Il n'est point besoin de grandes descriptions à ce propos, les embouteillages citadins, les engorgements autoroutiers, le culte voué à la déesse "Auto" ("mon auto, c'est ma liberté", "dis-moi ce que tu conduis je te dirai qui tu es") démontrent à souhait l'étendue de l'identification de l'automobiliste à son véhicule, l'importance que celui-ci revêt dans sa vie, mais aussi la relation entre les voitures et les nations.
Tout le monde connaît les "grosses américaines", symboles de la puissance et de la démesure des
États Unis, la fiabilité des allemandes, le tandem "gadgets-prix" des asiatiques et... l'absence des belges !
Si l'on en vient à parler des voitures des pays de l'Est, à moins de savoir de quoi on parle on imagine volontiers soit de grosses voitures poussives, lourdes, carrées, peu équipées et chroniquement en panne, soit des voitures bon marché mais à la réputation très peu flatteuse et aux performances limitées.
Dans l'esprit populaire, une marque entre toutes a fait l'objet de beaucoup de moqueries de la part des Occidentaux, la Lada.
Et aujourd'hui encore, il en existe plus d'un pour se rappeler de la vieille blague : "la différence entre une Lada
et le SIDA, c'est que le SIDA on peut encore le refiler" !
En voilà des moqueries pour une voiture (nous parlons ici de la "Jigouli", c'est-à-dire la réplique du modèle de Fiat qui a sillonné nos routes durant de longues années) qui, certes, était simple et ne permettait pas de participer aux 24 heures du Mans, mais qui présentait quand même un rapport qualité-prix honorable !
Il me semble impératif de signaler que, à ce niveau là aussi, les choses ont bien changé à l'Est. On peut même dire que l'évolution du parc automobile et de la qualité de ses véhicules est représentative de l'évolution des pays eux-mêmes.

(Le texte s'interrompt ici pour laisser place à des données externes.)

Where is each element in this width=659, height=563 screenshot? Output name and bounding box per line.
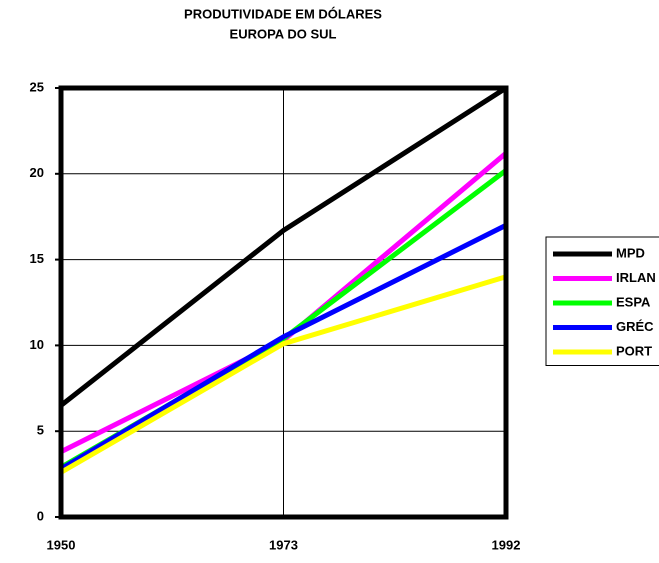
y-tick-label: 0 xyxy=(37,508,44,523)
series-line xyxy=(59,223,508,472)
plot-frame xyxy=(58,85,509,520)
series-line xyxy=(59,274,507,475)
x-tick-label: 1973 xyxy=(269,537,298,552)
legend-label: PORT xyxy=(616,343,652,358)
chart-subtitle: EUROPA DO SUL xyxy=(230,26,337,41)
y-tick-label: 10 xyxy=(30,337,44,352)
legend-label: IRLAN xyxy=(616,270,656,285)
legend-label: MPD xyxy=(616,245,645,260)
x-tick-label: 1950 xyxy=(47,537,76,552)
legend-label: GRÉC xyxy=(616,319,654,334)
legend-label: ESPA xyxy=(616,294,651,309)
y-tick-label: 15 xyxy=(30,251,44,266)
x-tick-label: 1992 xyxy=(492,537,521,552)
y-tick-label: 20 xyxy=(30,165,44,180)
chart-title: PRODUTIVIDADE EM DÓLARES xyxy=(184,6,382,21)
y-tick-label: 25 xyxy=(30,79,44,94)
y-tick-label: 5 xyxy=(37,423,44,438)
series-line xyxy=(59,85,508,408)
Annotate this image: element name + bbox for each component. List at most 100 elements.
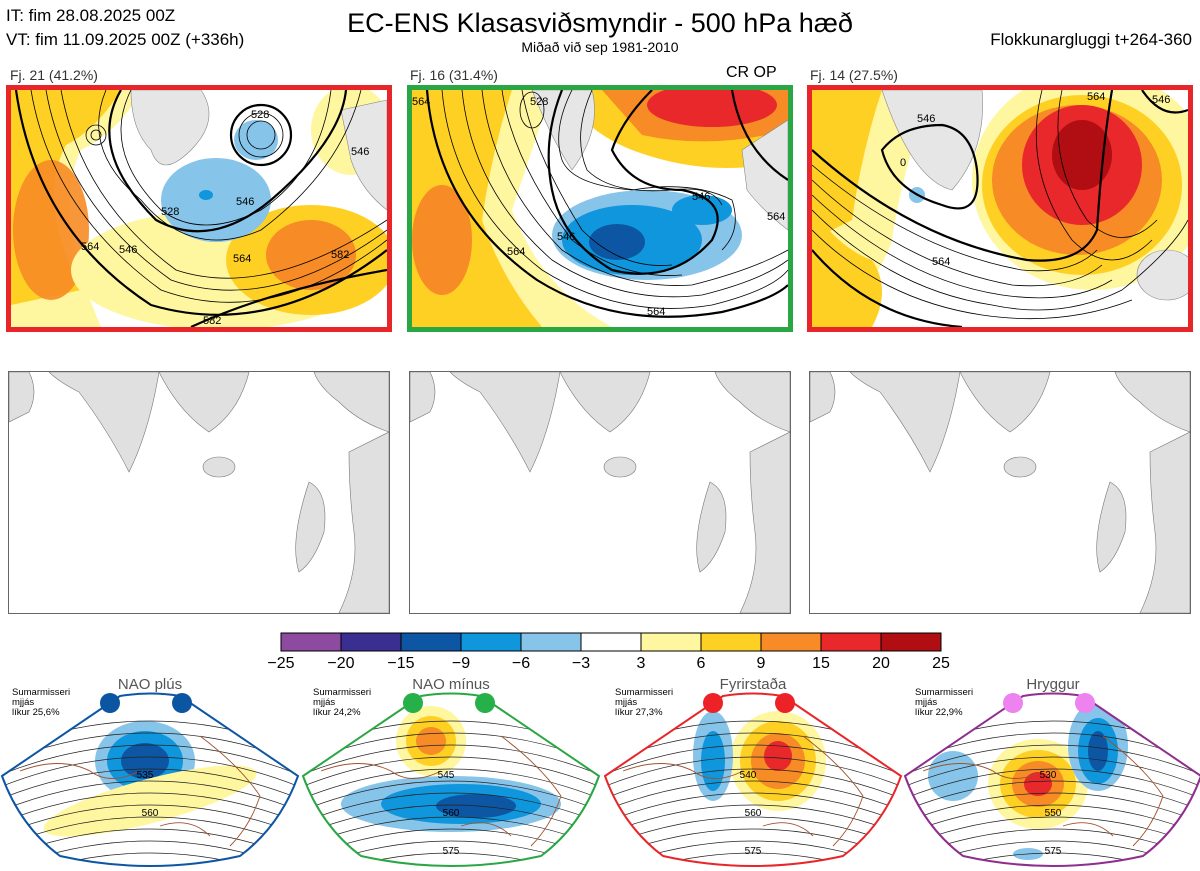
page-subtitle: Miðað við sep 1981-2010 bbox=[521, 39, 679, 55]
contour-label: 564 bbox=[932, 256, 950, 268]
colorbar-tick-label: 3 bbox=[636, 655, 646, 672]
contour-label: 546 bbox=[236, 196, 254, 208]
regime-note-line: mjjás bbox=[12, 697, 35, 708]
regime-note-line: líkur 24,2% bbox=[313, 707, 361, 718]
land-greenland bbox=[130, 90, 210, 166]
regime-contour bbox=[605, 804, 901, 836]
regime-anomaly bbox=[121, 743, 169, 779]
colorbar-tick-label: 6 bbox=[696, 655, 706, 672]
colorbar-swatch bbox=[760, 632, 822, 652]
initial-time: IT: fim 28.08.2025 00Z bbox=[6, 6, 176, 25]
colorbar-tick-label: −15 bbox=[387, 655, 415, 672]
contour-label: 546 bbox=[557, 231, 575, 243]
land-britain bbox=[1096, 481, 1127, 573]
contour-label: 546 bbox=[917, 113, 935, 125]
colorbar-swatch bbox=[280, 632, 342, 652]
regime-contour-label: 575 bbox=[745, 846, 762, 857]
cluster-1-map[interactable]: 528 546 564 546 528 564 582 546 582 bbox=[6, 85, 392, 332]
anomaly-gold-sw bbox=[812, 210, 882, 327]
regime-contour bbox=[905, 852, 1200, 866]
member-map-3[interactable] bbox=[809, 371, 1191, 614]
colorbar-tick-label: 9 bbox=[756, 655, 766, 672]
cluster-2-map[interactable]: 564 564 528 546 564 546 564 bbox=[407, 85, 793, 332]
regime-map[interactable]: 530 550 575 bbox=[903, 676, 1200, 871]
control-operational-marker: CR OP bbox=[726, 64, 777, 81]
regime-contour bbox=[2, 804, 298, 836]
regime-note-line: mjjás bbox=[313, 697, 336, 708]
contour-label: 528 bbox=[251, 109, 269, 121]
member-map-1[interactable] bbox=[8, 371, 390, 614]
regime-note: Sumarmisseri mjjás líkur 25,6% bbox=[12, 688, 92, 718]
regime-anomaly bbox=[764, 741, 792, 771]
cluster-3-map[interactable]: 546 564 546 0 564 bbox=[807, 85, 1193, 332]
regime-map[interactable]: 535 560 bbox=[0, 676, 300, 871]
land-iceland bbox=[603, 456, 637, 478]
regime-coastline bbox=[922, 735, 1164, 847]
regime-marker-dot bbox=[172, 693, 192, 713]
regime-outline bbox=[301, 692, 601, 867]
regime-note-line: Sumarmisseri bbox=[313, 687, 372, 698]
regime-contour-label: 575 bbox=[443, 846, 460, 857]
anomaly-red-north bbox=[647, 90, 777, 127]
cluster-2-svg: 564 564 528 546 564 546 564 bbox=[412, 90, 788, 327]
member-map-3-svg bbox=[810, 372, 1190, 613]
regime-contour bbox=[303, 852, 599, 866]
regime-contour bbox=[905, 792, 1200, 824]
colorbar-swatch bbox=[880, 632, 942, 652]
anomaly-lightblue bbox=[161, 158, 271, 242]
regime-contour bbox=[303, 768, 599, 800]
contour-label: 546 bbox=[692, 191, 710, 203]
regime-contour-label: 530 bbox=[1040, 770, 1057, 781]
colorbar-tick-label: 25 bbox=[932, 655, 950, 672]
land-greenland bbox=[531, 90, 595, 171]
anomaly-darkblue bbox=[589, 224, 645, 260]
regime-contour bbox=[303, 744, 599, 776]
contour-label: 564 bbox=[647, 306, 665, 318]
regime-note-line: mjjás bbox=[915, 697, 938, 708]
land-europe bbox=[1139, 431, 1190, 613]
anomaly-orange bbox=[412, 185, 472, 295]
colorbar-swatch bbox=[700, 632, 762, 652]
regime-outline bbox=[903, 692, 1200, 867]
regime-anomaly bbox=[701, 731, 725, 791]
contour-label: 564 bbox=[81, 241, 99, 253]
land-iceland bbox=[202, 456, 236, 478]
anomaly-orange-east bbox=[266, 220, 356, 290]
regime-note-line: líkur 22,9% bbox=[915, 707, 963, 718]
colorbar-swatch bbox=[580, 632, 642, 652]
regime-contour-label: 545 bbox=[438, 770, 455, 781]
regime-map[interactable]: 545 560 575 bbox=[301, 676, 601, 871]
colorbar-swatch bbox=[340, 632, 402, 652]
anomaly-gold bbox=[812, 90, 882, 240]
regime-anomaly bbox=[1024, 772, 1052, 796]
land-greenland bbox=[48, 372, 160, 473]
member-map-2[interactable] bbox=[409, 371, 791, 614]
regime-coastline bbox=[19, 735, 261, 847]
cluster-1-svg: 528 546 564 546 528 564 582 546 582 bbox=[11, 90, 387, 327]
regime-title: Hryggur bbox=[1026, 676, 1080, 693]
regime-coastline bbox=[320, 735, 562, 847]
land-greenland bbox=[881, 90, 983, 191]
cluster-3-label: Fj. 14 (27.5%) bbox=[810, 67, 898, 83]
regime-contour bbox=[905, 756, 1200, 788]
page-title: EC-ENS Klasasviðsmyndir - 500 hPa hæð bbox=[347, 8, 853, 38]
regime-map[interactable]: 540 560 575 bbox=[603, 676, 903, 871]
colorbar-swatch bbox=[460, 632, 522, 652]
regime-contour bbox=[2, 756, 298, 788]
contour-label: 564 bbox=[767, 211, 785, 223]
regime-contour bbox=[905, 768, 1200, 800]
anomaly-blue bbox=[199, 190, 213, 200]
colorbar-tick-label: 15 bbox=[812, 655, 830, 672]
regime-note-line: líkur 25,6% bbox=[12, 707, 60, 718]
regime-marker-dot bbox=[1075, 693, 1095, 713]
regime-contour bbox=[605, 816, 901, 848]
contour-label: 528 bbox=[530, 96, 548, 108]
contour-label: 564 bbox=[233, 253, 251, 265]
regime-contour bbox=[303, 756, 599, 788]
regime-title: NAO plús bbox=[117, 676, 183, 693]
colorbar-svg bbox=[280, 632, 942, 652]
regime-contour bbox=[303, 780, 599, 812]
regime-contour bbox=[303, 792, 599, 824]
regime-contour bbox=[905, 816, 1200, 848]
regime-contour bbox=[605, 768, 901, 800]
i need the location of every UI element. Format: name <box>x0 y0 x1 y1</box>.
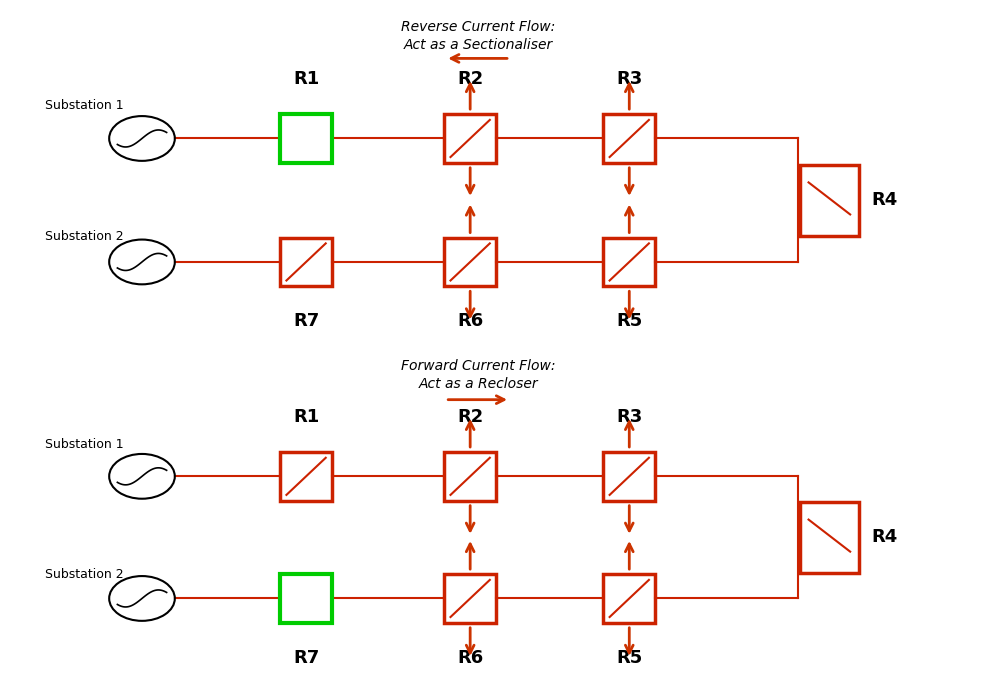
Text: R3: R3 <box>616 70 642 88</box>
Bar <box>603 114 655 163</box>
Bar <box>800 165 859 236</box>
Text: R6: R6 <box>457 312 483 330</box>
Bar <box>800 502 859 573</box>
Bar <box>444 114 496 163</box>
Text: R4: R4 <box>871 192 897 209</box>
Bar <box>444 452 496 501</box>
Bar <box>280 452 332 501</box>
Text: R7: R7 <box>293 648 319 667</box>
Text: R6: R6 <box>457 648 483 667</box>
Text: Substation 1: Substation 1 <box>45 98 124 111</box>
Bar <box>603 574 655 623</box>
Bar <box>444 237 496 287</box>
Text: Act as a Sectionaliser: Act as a Sectionaliser <box>403 38 553 52</box>
Text: Act as a Recloser: Act as a Recloser <box>418 378 538 391</box>
Text: R4: R4 <box>871 529 897 547</box>
Bar <box>444 574 496 623</box>
Text: R2: R2 <box>457 408 483 426</box>
Text: R5: R5 <box>616 648 642 667</box>
Text: Reverse Current Flow:: Reverse Current Flow: <box>401 20 555 34</box>
Text: R7: R7 <box>293 312 319 330</box>
Text: R1: R1 <box>293 408 319 426</box>
Bar <box>280 237 332 287</box>
Text: R2: R2 <box>457 70 483 88</box>
Text: R1: R1 <box>293 70 319 88</box>
Bar <box>280 114 332 163</box>
Text: Forward Current Flow:: Forward Current Flow: <box>401 359 555 373</box>
Text: R3: R3 <box>616 408 642 426</box>
Bar <box>603 452 655 501</box>
Text: R5: R5 <box>616 312 642 330</box>
Bar <box>603 237 655 287</box>
Text: Substation 2: Substation 2 <box>45 231 124 244</box>
Bar <box>280 574 332 623</box>
Text: Substation 2: Substation 2 <box>45 568 124 581</box>
Text: Substation 1: Substation 1 <box>45 438 124 451</box>
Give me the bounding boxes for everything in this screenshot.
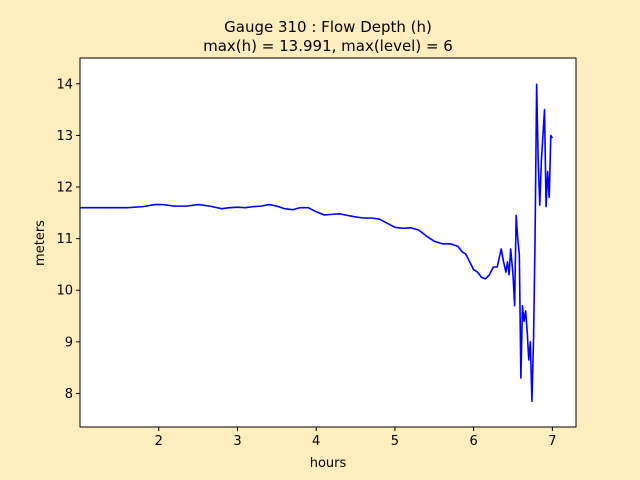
series-layer xyxy=(80,83,554,403)
plot-area xyxy=(80,58,576,427)
y-tick-label: 14 xyxy=(56,77,73,92)
y-tick-label: 13 xyxy=(56,129,73,144)
x-tick-label: 7 xyxy=(548,434,556,449)
flow-depth-series-line xyxy=(80,83,554,403)
y-axis-label: meters xyxy=(33,220,48,266)
x-tick-label: 4 xyxy=(312,434,320,449)
ticks-layer: 2 3 4 5 6 7 8 9 10 11 12 13 14 xyxy=(56,77,556,449)
x-tick-label: 3 xyxy=(233,434,241,449)
y-tick-label: 9 xyxy=(65,335,73,350)
y-tick-label: 12 xyxy=(56,181,73,196)
x-tick-label: 6 xyxy=(470,434,478,449)
y-tick-label: 10 xyxy=(56,284,73,299)
chart-subtitle: max(h) = 13.991, max(level) = 6 xyxy=(203,37,453,55)
plot-frame xyxy=(79,57,577,428)
x-tick-label: 2 xyxy=(155,434,163,449)
chart-title: Gauge 310 : Flow Depth (h) xyxy=(224,18,432,36)
x-tick-label: 5 xyxy=(391,434,399,449)
y-tick-label: 8 xyxy=(65,387,73,402)
y-tick-label: 11 xyxy=(56,232,73,247)
x-axis-label: hours xyxy=(310,456,347,471)
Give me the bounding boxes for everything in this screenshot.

Nous avons reçu l'aimable autorisation de Monsieur Olivier Perrin, de reproduire dans ce site ces images, à haute valeur symbolique, de la Trabant et du mur de Berlin. Nous l'en remercions cordialement d'ailleurs et conseillons la visite de son site : http://olivierperrin.multimania.com/trabant.html, d'autant que celui-ci présente aussi quelques connotations antiracistes. On voit sur ces images, la fameuse Trabant traversant le mur célèbre. Or la Trabant était une voiture très bon marché (quoi que tout soit relatif, encore faut-il juger du pouvoir d'achat et du niveau de vie) surnommée "la voiture de carton" (ou de plastique). Ce qui n'empêchait pas un politicien haut placé d'utiliser une Trabant dans ses déplacements officiels. Prosélytisme communiste ou exemple d'économie par la modestie, toujours est-il qu'il eut son franc succès. quant à savoir s'il s'agissait d'autosatisfaction, je vous laisse le soin d'épiloguer sur le jeu de mots !) Mais on voit aussi, sur la deuxième photo de la Trabant, la carcasse abandonnée de cette voiture devenue symbolique, à côté du mur obsolète. Le "mur de la honte" n'existe plus et, avec lui, les différences entre les automobiles de l'Est et de l'Ouest allaient s'estomper rapidement.
Il est très dommage que le préjugé subsiste. Comme dans la plupart des cas les idées reçues ont la vie dure ! Car il suffit de consulter un catalogue actuel pour se rendre compte que les voitures de l'Est se sont largement "européanisées", elles ont acquis une ligne beaucoup plus harmonieuse, aérodynamique, avec un concept familial ou sportif beaucoup plus accentué. Heureuse surprise, au moment où nous rédigeons ces lignes, les prix sont restés compétitifs. Pour combien de temps, nul ne peut le (pré)dire mais ça, c'est une autre histoire et il ne nous appartient pas de débattre sur les évolutions de marché.